Тогда я встал и отвесил поклон, а публика разразилась хохотом и дружно зааплодировала. Занавес упал, как гильотина. Режиссер подбежал ко мне с проворством паука, настигающего жертву.
— О, чтобы вас черт побрал! — закричал он, позванивая у самого моего носа бубенцами. На нем был костюм Пьеро, и даже сквозь грим, густо покрывающий его лицо, проступили розовые пятна. — Чтобы вас черт побрал, нахальное ничтожество! — заорал режиссер, наступая на меня со сжатыми кулаками. — Побить вам морду это все равно что приласкать шакала. Нет, я сверну вам ее набок, клянусь честью!

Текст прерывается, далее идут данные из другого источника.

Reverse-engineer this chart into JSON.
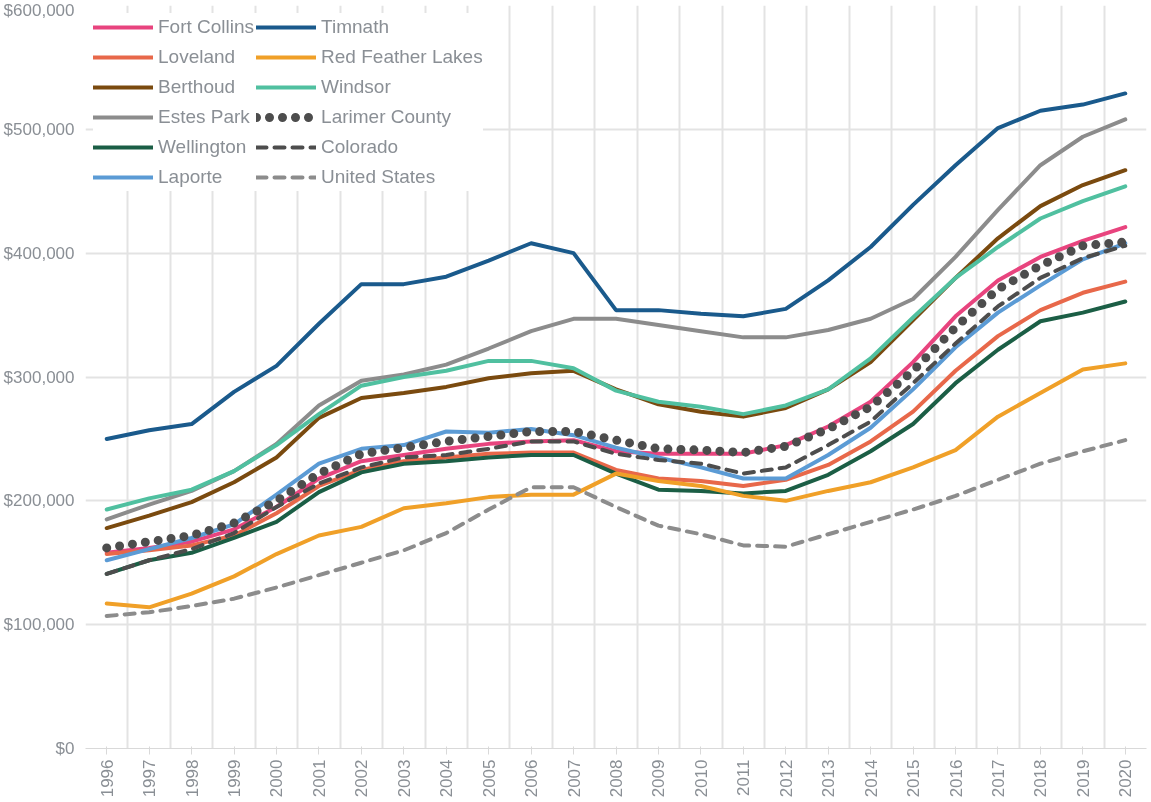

Но в дело вмешалась его жена, выпорхнувшая из-за кулисы. Ее легкое балетное платьице открывало сорокалетние колени.
— Ванечка, не бей! — попросила она мужа. — Право, у него такой жалкий вид!..
Я же на всякий случай снял пиджак и, засучив рукава рубашки, стал в боевую позу, предполагая защищаться балалайкой. В тайнике души я уже чувствовал, что дело кончится скверно. К моему удивлению, режиссер мгновенно успокоился и сказал уже усталым голосом:
— Поезд в Прагу отходит в восемь часов утра. Чтобы духу вашего не было завтра! Вот вам ваши несчастные тридцать крон.
Он протянул мне деньги, я взял их с чувством фальшивомонетчика и тотчас же отправился ужинать.
«Ну вот, — думал я. — Все-таки это лучше, чем лежать голодным в общежитии. Теперь такие времена, что нужно жить сегодняшним днем».
Ужин был восхитителен. Пожалуй, ради такого ужина следовало приехать в эту глухую деревушку. И, запивая еду пивом, я подумал, что игра моя все-таки стоила свеч. Несомненно, она стоила свеч…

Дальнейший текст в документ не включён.